What do you say to the charge that the President has sent out a signal of toughness to the Soviets, but because of his previous soft actions -- on Soviet troops in Cuba, for one -- there is little credibility in his words or actions now?
I don't think there's any evidence that we've been weak at all on the Cubans. We have been far more direct in public on Cuban involvement around the world. We've had considerable success in defeating the Cubans [in their bid for] a seat on the UN Security Council, where we helped lead the fight to block them....It comes in poor grace, it seems to me, for previous administrations that didn't even discover the presence of Soviet troops in Cuba to be critical of this administration, which did discover it and then move to insist on restraints and limitations there. Of course, just as with the Soviet Union, we've tried to get a basis for a reduced tensions with the Cubans, but it had to be based on different performance on their part....At no time have we done anything but keep the pressure on the Cubans to stop their international interventionism.
Some people are expressing anxiety that the President's drawing of a line in the Persian Gulf has to involve the nuclear threat.
I think the test of leadership was recently when the President took the tough step on the grain embargo, some of the other steps....All these people [who] have used hard adjectives have been remarkably reluctant to do anything that involves sacrifice and toughness. That was a good test and the President stood up well under it and the American people responded to that strength, as well as his leadership on the Olympic issue and the rest.

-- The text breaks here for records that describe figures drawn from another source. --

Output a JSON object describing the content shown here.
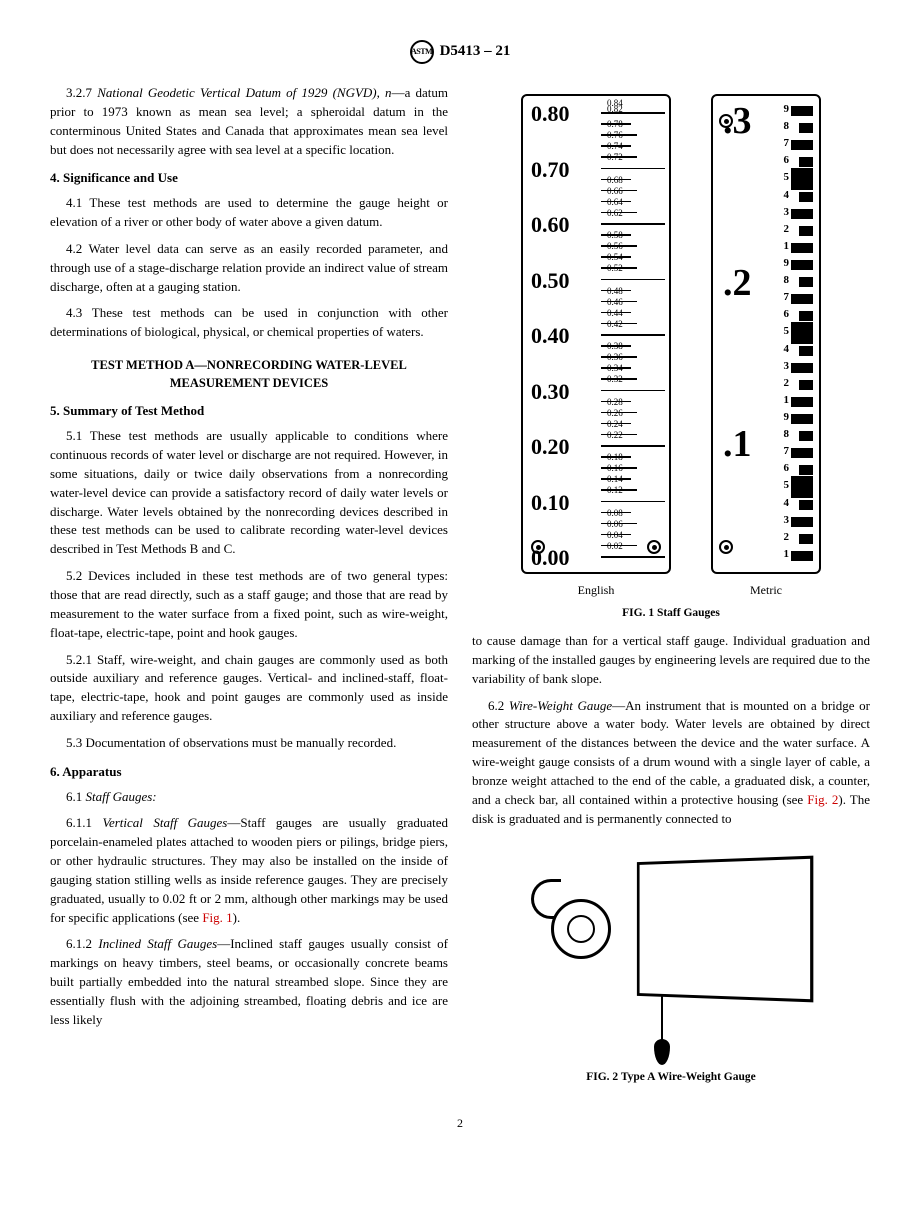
{
  "header": {
    "designation": "D5413 – 21",
    "logo_text": "ASTM"
  },
  "page_number": "2",
  "left_column": {
    "p327_lead": "3.2.7 ",
    "p327_term": "National Geodetic Vertical Datum of 1929 (NGVD), n",
    "p327_text": "—a datum prior to 1973 known as mean sea level; a spheroidal datum in the conterminous United States and Canada that approximates mean sea level but does not necessarily agree with sea level at a specific location.",
    "h4": "4.  Significance and Use",
    "p41_lead": "4.1 ",
    "p41": "These test methods are used to determine the gauge height or elevation of a river or other body of water above a given datum.",
    "p42_lead": "4.2 ",
    "p42": "Water level data can serve as an easily recorded parameter, and through use of a stage-discharge relation provide an indirect value of stream discharge, often at a gauging station.",
    "p43_lead": "4.3 ",
    "p43": "These test methods can be used in conjunction with other determinations of biological, physical, or chemical properties of waters.",
    "method_head": "TEST METHOD A—NONRECORDING WATER-LEVEL MEASUREMENT DEVICES",
    "h5": "5.  Summary of Test Method",
    "p51_lead": "5.1 ",
    "p51": "These test methods are usually applicable to conditions where continuous records of water level or discharge are not required. However, in some situations, daily or twice daily observations from a nonrecording water-level device can provide a satisfactory record of daily water levels or discharge. Water levels obtained by the nonrecording devices described in these test methods can be used to calibrate recording water-level devices described in Test Methods B and C.",
    "p52_lead": "5.2 ",
    "p52": "Devices included in these test methods are of two general types: those that are read directly, such as a staff gauge; and those that are read by measurement to the water surface from a fixed point, such as wire-weight, float-tape, electric-tape, point and hook gauges.",
    "p521_lead": "5.2.1 ",
    "p521": "Staff, wire-weight, and chain gauges are commonly used as both outside auxiliary and reference gauges. Vertical- and inclined-staff, float-tape, electric-tape, hook and point gauges are commonly used as inside auxiliary and reference gauges.",
    "p53_lead": "5.3 ",
    "p53": "Documentation of observations must be manually recorded.",
    "h6": "6.  Apparatus",
    "p61_lead": "6.1 ",
    "p61_term": "Staff Gauges:",
    "p611_lead": "6.1.1 ",
    "p611_term": "Vertical Staff Gauges",
    "p611": "—Staff gauges are usually graduated porcelain-enameled plates attached to wooden piers or pilings, bridge piers, or other hydraulic structures. They may also be installed on the inside of gauging station stilling wells as inside reference gauges. They are precisely graduated, usually to 0.02 ft or 2 mm, although other markings may be used for specific applications (see ",
    "p611_ref": "Fig. 1",
    "p611_end": ").",
    "p612_lead": "6.1.2 ",
    "p612_term": "Inclined Staff Gauges",
    "p612": "—Inclined staff gauges usually consist of markings on heavy timbers, steel beams, or occasionally concrete beams built partially embedded into the natural streambed slope. Since they are essentially flush with the adjoining streambed, floating debris and ice are less likely"
  },
  "right_column": {
    "p_cont": "to cause damage than for a vertical staff gauge. Individual graduation and marking of the installed gauges by engineering levels are required due to the variability of bank slope.",
    "p62_lead": "6.2 ",
    "p62_term": "Wire-Weight Gauge",
    "p62": "—An instrument that is mounted on a bridge or other structure above a water body. Water levels are obtained by direct measurement of the distances between the device and the water surface. A wire-weight gauge consists of a drum wound with a single layer of cable, a bronze weight attached to the end of the cable, a graduated disk, a counter, and a check bar, all contained within a protective housing (see ",
    "p62_ref": "Fig. 2",
    "p62_end": "). The disk is graduated and is permanently connected to"
  },
  "fig1": {
    "caption": "FIG. 1  Staff Gauges",
    "english_label": "English",
    "metric_label": "Metric",
    "english_majors": [
      "0.80",
      "0.70",
      "0.60",
      "0.50",
      "0.40",
      "0.30",
      "0.20",
      "0.10",
      "0.00"
    ],
    "english_minors": [
      "0.84",
      "0.82",
      "0.78",
      "0.76",
      "0.74",
      "0.72",
      "0.68",
      "0.66",
      "0.64",
      "0.62",
      "0.58",
      "0.56",
      "0.54",
      "0.52",
      "0.48",
      "0.46",
      "0.44",
      "0.42",
      "0.38",
      "0.36",
      "0.34",
      "0.32",
      "0.28",
      "0.26",
      "0.24",
      "0.22",
      "0.18",
      "0.16",
      "0.14",
      "0.12",
      "0.08",
      "0.06",
      "0.04",
      "0.02"
    ],
    "metric_bigs": [
      ".3",
      ".2",
      ".1"
    ],
    "metric_nums": [
      "9",
      "8",
      "7",
      "6",
      "5",
      "4",
      "3",
      "2",
      "1",
      "9",
      "8",
      "7",
      "6",
      "5",
      "4",
      "3",
      "2",
      "1",
      "9",
      "8",
      "7",
      "6",
      "5",
      "4",
      "3",
      "2",
      "1"
    ]
  },
  "fig2": {
    "caption": "FIG. 2  Type A Wire-Weight Gauge"
  }
}
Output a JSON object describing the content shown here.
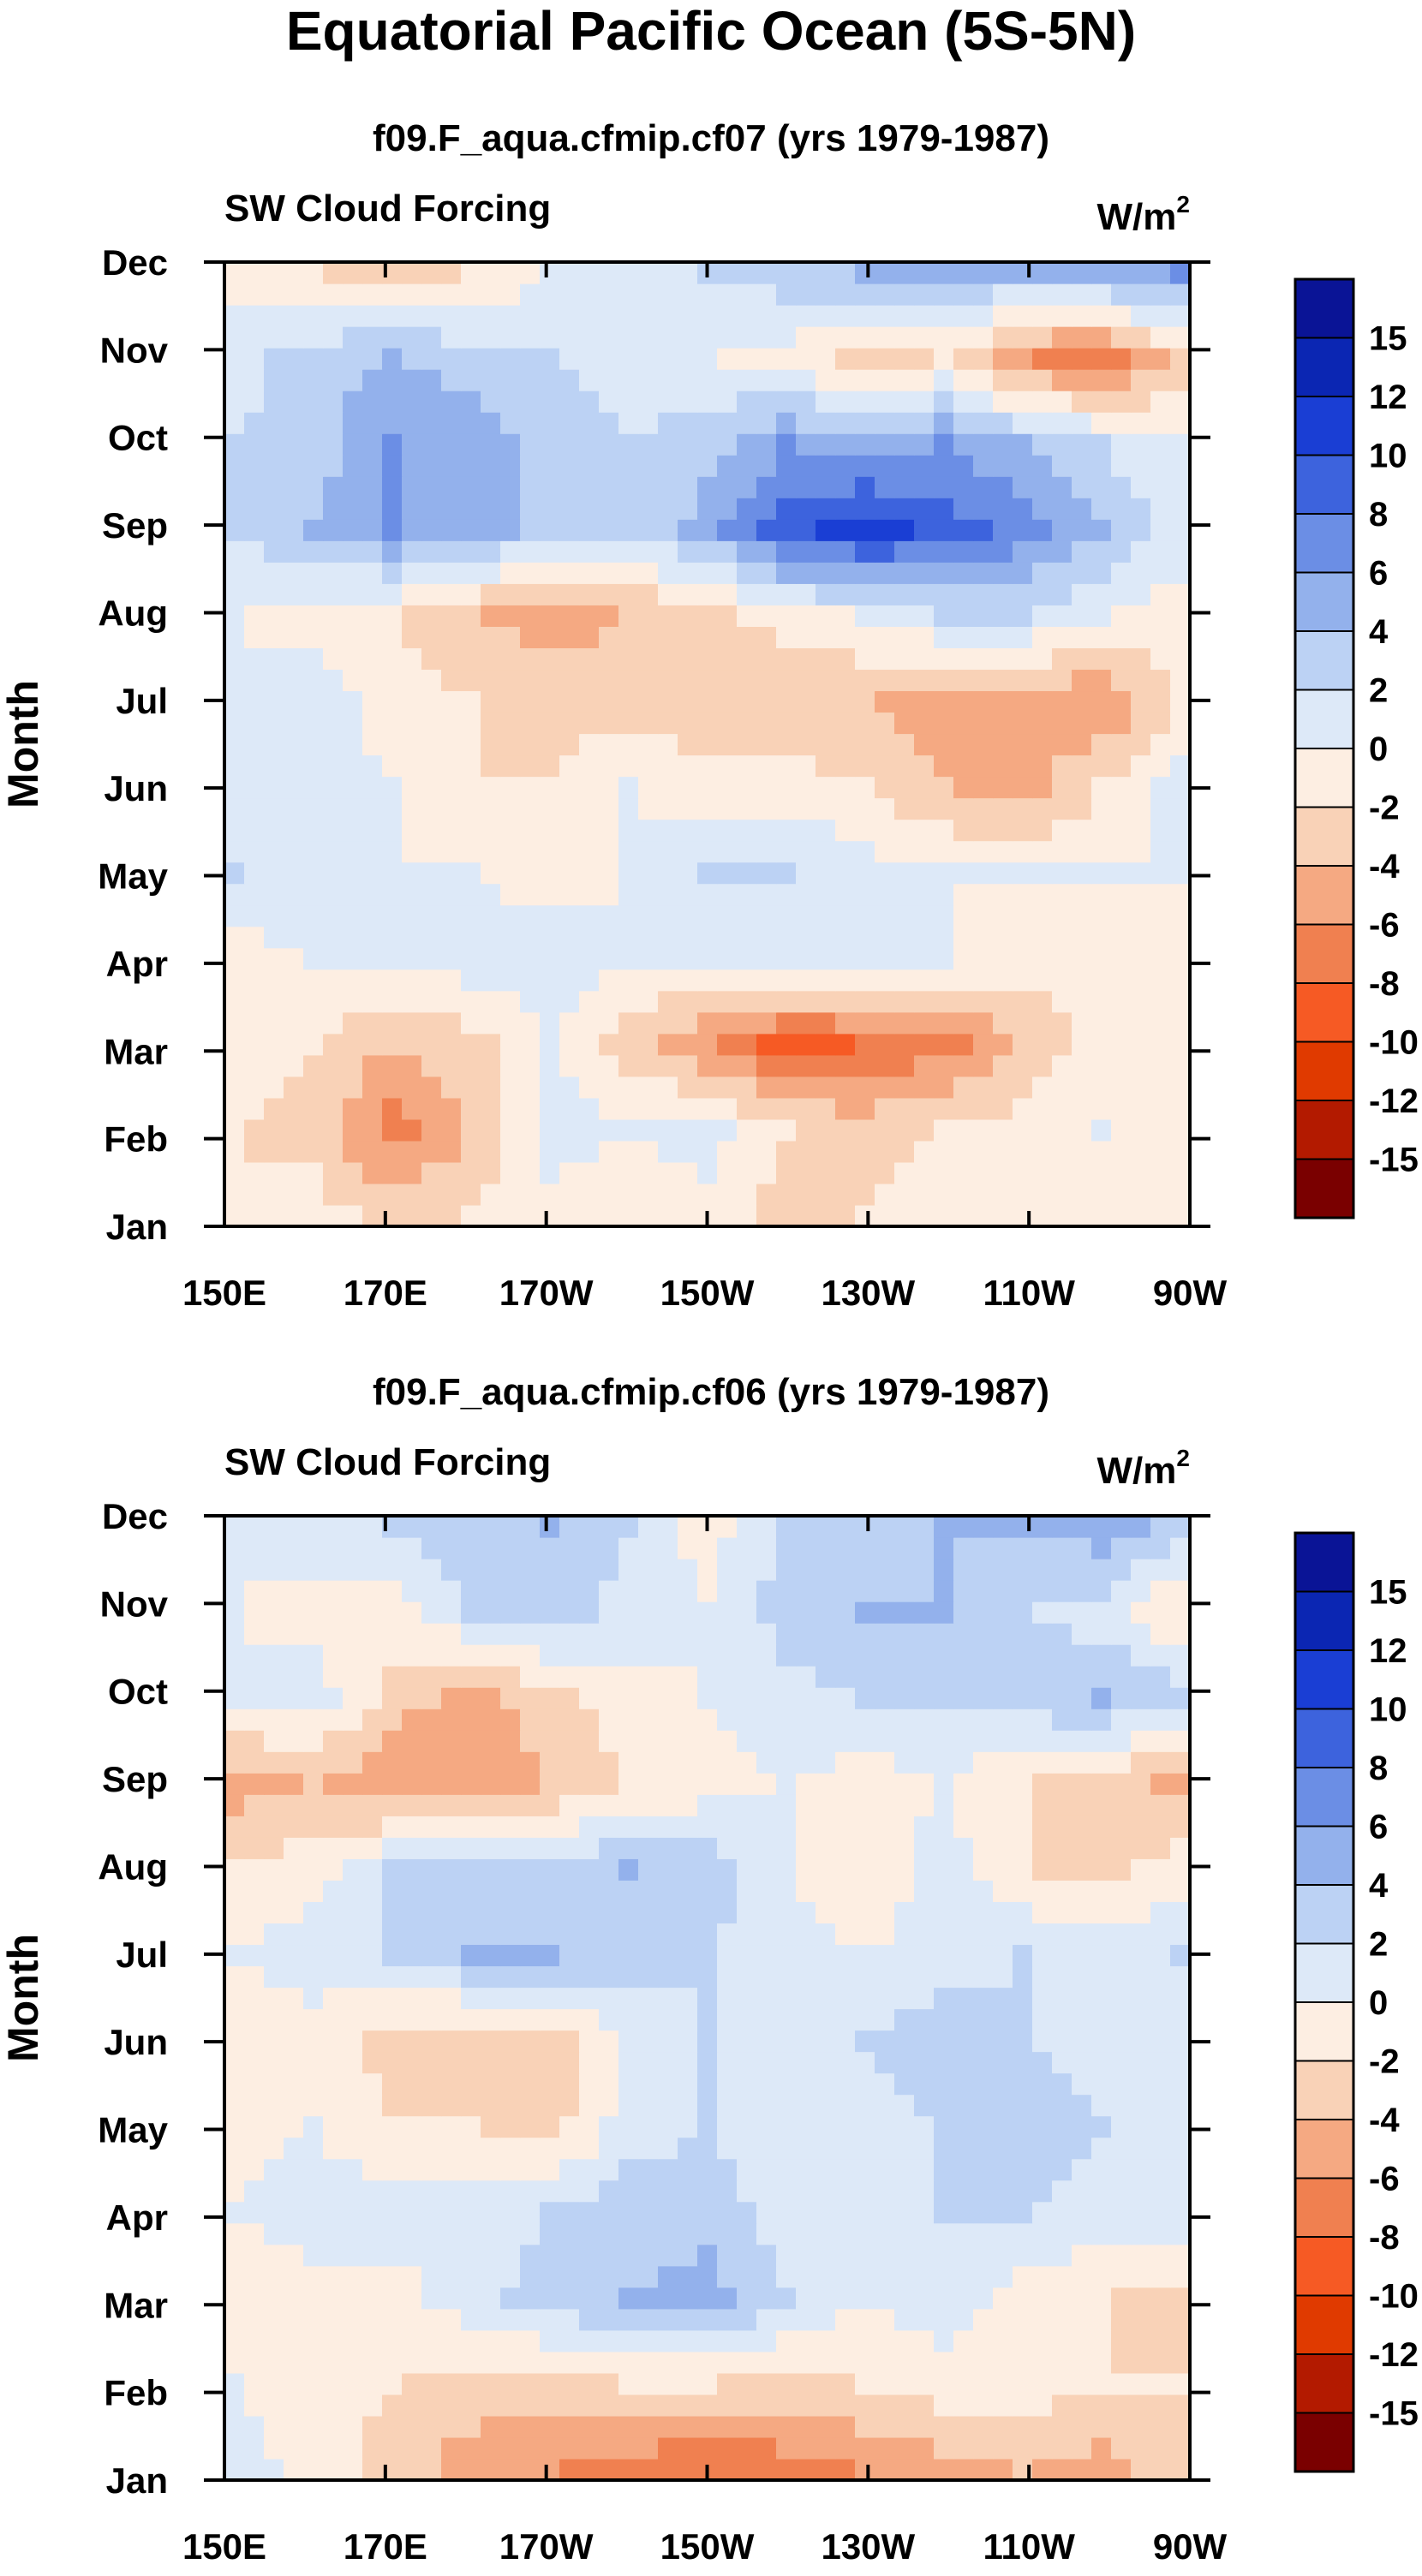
{
  "figure_title": "Equatorial Pacific Ocean (5S-5N)",
  "colorbar": {
    "labels": [
      "15",
      "12",
      "10",
      "8",
      "6",
      "4",
      "2",
      "0",
      "-2",
      "-4",
      "-6",
      "-8",
      "-10",
      "-12",
      "-15"
    ],
    "colors": [
      "#7a0000",
      "#b31a00",
      "#e03a00",
      "#f65a24",
      "#f08050",
      "#f5a982",
      "#f9d2b7",
      "#fdeee2",
      "#dde9f8",
      "#bcd2f4",
      "#93b1ec",
      "#6b8ee5",
      "#3d63dd",
      "#1a3ed4",
      "#0b26b3",
      "#0a1496"
    ]
  },
  "chart_data": [
    {
      "type": "heatmap",
      "title": "f09.F_aqua.cfmip.cf07 (yrs 1979-1987)",
      "left_label": "SW Cloud Forcing",
      "units_base": "W/m",
      "units_exp": "2",
      "ylabel": "Month",
      "xlabel": "",
      "x_ticks": [
        "150E",
        "170E",
        "170W",
        "150W",
        "130W",
        "110W",
        "90W"
      ],
      "y_ticks": [
        "Jan",
        "Feb",
        "Mar",
        "Apr",
        "May",
        "Jun",
        "Jul",
        "Aug",
        "Sep",
        "Oct",
        "Nov",
        "Dec"
      ],
      "levels": [
        -15,
        -12,
        -10,
        -8,
        -6,
        -4,
        -2,
        0,
        2,
        4,
        6,
        8,
        10,
        12,
        15
      ],
      "x_lon": [
        150,
        160,
        170,
        180,
        190,
        200,
        210,
        220,
        230,
        240,
        250,
        260,
        270
      ],
      "grid": [
        [
          -2,
          -1,
          -3,
          -2,
          -1,
          -2,
          -1,
          -3,
          -2,
          -1,
          -1,
          -1,
          -2
        ],
        [
          -2,
          -3,
          -7,
          -4,
          1,
          0,
          1,
          -2,
          -3,
          -2,
          -1,
          0,
          -1
        ],
        [
          -1,
          -2,
          -4,
          -3,
          0,
          -3,
          -6,
          -9,
          -8,
          -7,
          -4,
          -1,
          -1
        ],
        [
          -1,
          0,
          1,
          1,
          1,
          0,
          0,
          1,
          1,
          0,
          -1,
          -2,
          -1
        ],
        [
          2,
          1,
          0,
          0,
          -1,
          0,
          2,
          2,
          1,
          0,
          0,
          0,
          0
        ],
        [
          1,
          1,
          0,
          -2,
          -2,
          0,
          -1,
          -1,
          -2,
          -4,
          -5,
          -2,
          1
        ],
        [
          0,
          1,
          -1,
          -2,
          -3,
          -3,
          -4,
          -4,
          -4,
          -5,
          -5,
          -6,
          -2
        ],
        [
          0,
          -1,
          -2,
          -4,
          -5,
          -4,
          -3,
          -1,
          0,
          2,
          2,
          0,
          -1
        ],
        [
          2,
          4,
          6,
          5,
          3,
          2,
          5,
          9,
          11,
          9,
          7,
          4,
          1
        ],
        [
          2,
          3,
          6,
          5,
          3,
          2,
          3,
          6,
          5,
          6,
          4,
          2,
          0
        ],
        [
          1,
          3,
          4,
          3,
          2,
          1,
          0,
          -1,
          -3,
          -2,
          -6,
          -8,
          -3
        ],
        [
          -1,
          -2,
          -3,
          -2,
          0,
          1,
          2,
          3,
          4,
          5,
          4,
          5,
          6
        ]
      ]
    },
    {
      "type": "heatmap",
      "title": "f09.F_aqua.cfmip.cf06 (yrs 1979-1987)",
      "left_label": "SW Cloud Forcing",
      "units_base": "W/m",
      "units_exp": "2",
      "ylabel": "Month",
      "xlabel": "",
      "x_ticks": [
        "150E",
        "170E",
        "170W",
        "150W",
        "130W",
        "110W",
        "90W"
      ],
      "y_ticks": [
        "Jan",
        "Feb",
        "Mar",
        "Apr",
        "May",
        "Jun",
        "Jul",
        "Aug",
        "Sep",
        "Oct",
        "Nov",
        "Dec"
      ],
      "levels": [
        -15,
        -12,
        -10,
        -8,
        -6,
        -4,
        -2,
        0,
        2,
        4,
        6,
        8,
        10,
        12,
        15
      ],
      "x_lon": [
        150,
        160,
        170,
        180,
        190,
        200,
        210,
        220,
        230,
        240,
        250,
        260,
        270
      ],
      "grid": [
        [
          1,
          -1,
          -3,
          -5,
          -6,
          -7,
          -8,
          -7,
          -6,
          -5,
          -4,
          -5,
          -3
        ],
        [
          0,
          -1,
          -2,
          -3,
          -3,
          -2,
          -2,
          -3,
          -2,
          -1,
          -1,
          -2,
          -2
        ],
        [
          -1,
          -1,
          -1,
          1,
          3,
          4,
          5,
          2,
          0,
          1,
          -1,
          -2,
          -3
        ],
        [
          0,
          1,
          1,
          1,
          2,
          3,
          3,
          1,
          0,
          2,
          2,
          1,
          1
        ],
        [
          -1,
          0,
          -2,
          -2,
          -3,
          1,
          2,
          1,
          1,
          2,
          3,
          2,
          1
        ],
        [
          -1,
          -1,
          -3,
          -4,
          -4,
          0,
          2,
          1,
          2,
          3,
          2,
          1,
          0
        ],
        [
          0,
          1,
          2,
          4,
          4,
          3,
          2,
          1,
          0,
          1,
          2,
          1,
          2
        ],
        [
          -2,
          -1,
          2,
          3,
          3,
          4,
          3,
          0,
          -2,
          1,
          -2,
          -3,
          -1
        ],
        [
          -5,
          -4,
          -6,
          -6,
          -4,
          -2,
          -1,
          0,
          -1,
          0,
          -2,
          -3,
          -5
        ],
        [
          0,
          1,
          -3,
          -5,
          -3,
          -1,
          0,
          1,
          2,
          2,
          3,
          4,
          3
        ],
        [
          0,
          -1,
          -1,
          2,
          3,
          1,
          0,
          3,
          4,
          4,
          2,
          1,
          -2
        ],
        [
          0,
          1,
          2,
          3,
          4,
          2,
          -1,
          2,
          3,
          4,
          4,
          5,
          3
        ]
      ]
    }
  ]
}
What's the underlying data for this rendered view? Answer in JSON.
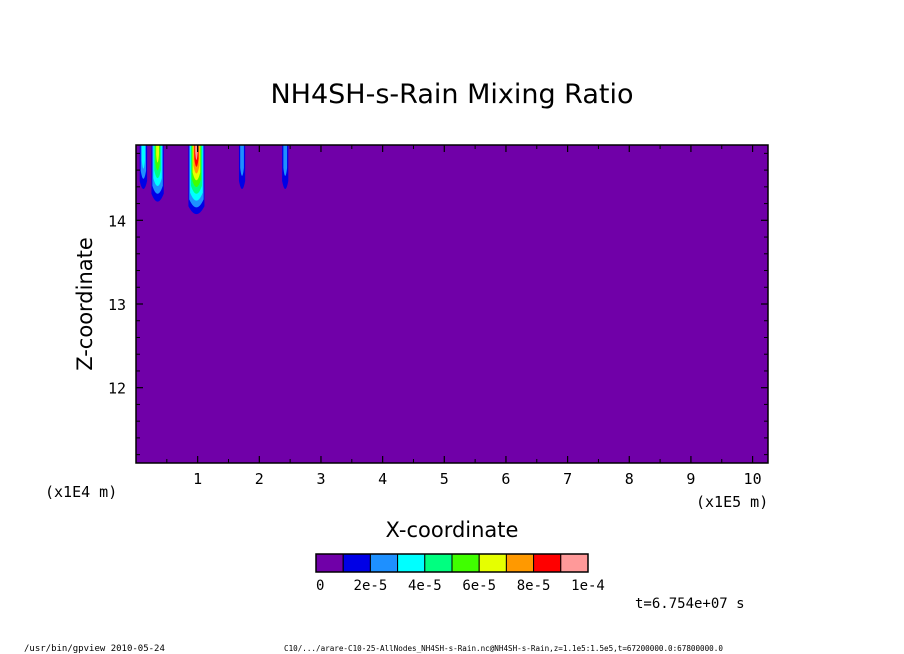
{
  "chart_data": {
    "type": "heatmap",
    "title": "NH4SH-s-Rain Mixing Ratio",
    "xlabel": "X-coordinate",
    "ylabel": "Z-coordinate",
    "x_ticks": [
      "1",
      "2",
      "3",
      "4",
      "5",
      "6",
      "7",
      "8",
      "9",
      "10"
    ],
    "y_ticks": [
      "12",
      "13",
      "14"
    ],
    "x_unit": "(x1E5 m)",
    "y_unit": "(x1E4 m)",
    "xlim": [
      0,
      10.25
    ],
    "ylim": [
      11.1,
      14.9
    ],
    "background_value": 0,
    "colorbar": {
      "colors": [
        "#7000a8",
        "#0000e6",
        "#1e90ff",
        "#00ffff",
        "#00ff80",
        "#40ff00",
        "#e6ff00",
        "#ff9900",
        "#ff0000",
        "#ff9999"
      ],
      "labels": [
        "0",
        "2e-5",
        "4e-5",
        "6e-5",
        "8e-5",
        "1e-4"
      ],
      "bounds": [
        0,
        1e-05,
        2e-05,
        3e-05,
        4e-05,
        5e-05,
        6e-05,
        7e-05,
        8e-05,
        9e-05,
        0.0001
      ]
    },
    "plumes": [
      {
        "x": 0.12,
        "halfwidth": 0.06,
        "z_bottom": 14.35,
        "levels": [
          1,
          2,
          3
        ]
      },
      {
        "x": 0.35,
        "halfwidth": 0.1,
        "z_bottom": 14.2,
        "levels": [
          1,
          2,
          3,
          4,
          5,
          6
        ]
      },
      {
        "x": 0.98,
        "halfwidth": 0.13,
        "z_bottom": 14.05,
        "levels": [
          1,
          2,
          3,
          4,
          5,
          6,
          7,
          8,
          9
        ]
      },
      {
        "x": 1.72,
        "halfwidth": 0.05,
        "z_bottom": 14.35,
        "levels": [
          1,
          2
        ]
      },
      {
        "x": 2.42,
        "halfwidth": 0.05,
        "z_bottom": 14.35,
        "levels": [
          1,
          2
        ]
      }
    ]
  },
  "time_label": "t=6.754e+07 s",
  "footer": {
    "left": "/usr/bin/gpview  2010-05-24",
    "right": "C10/.../arare-C10-25-AllNodes_NH4SH-s-Rain.nc@NH4SH-s-Rain,z=1.1e5:1.5e5,t=67200000.0:67800000.0"
  }
}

The best way to invite an absolutely fundamental challenge to the US as well as the security of the rest of the civilized world would be to leave doubts in the mind of the Soviet Union about the danger of any efforts on their part in Iran or Pakistan or the Middle East, the Persian Gulf. This could be catastrophic if they were to get in that position. The President drew a hard line there, and in so doing enhanced the possibility that conflict would not ensue. If doubt were left then they might be encouraged to do something like they've done in Afghanistan. . . . The Russians can be under no doubt whatsoever about our intentions there. We're moving rapidly to develop an expanded presence in a conventional sense in southwest Asia, in the Indian Ocean , in the Persian Gulf, in northern Africa, through the rapid-deployment forces and the rest. All of this is designed to make our challenge credible and to deter the Russians and to make less likely any threat or use of that kind.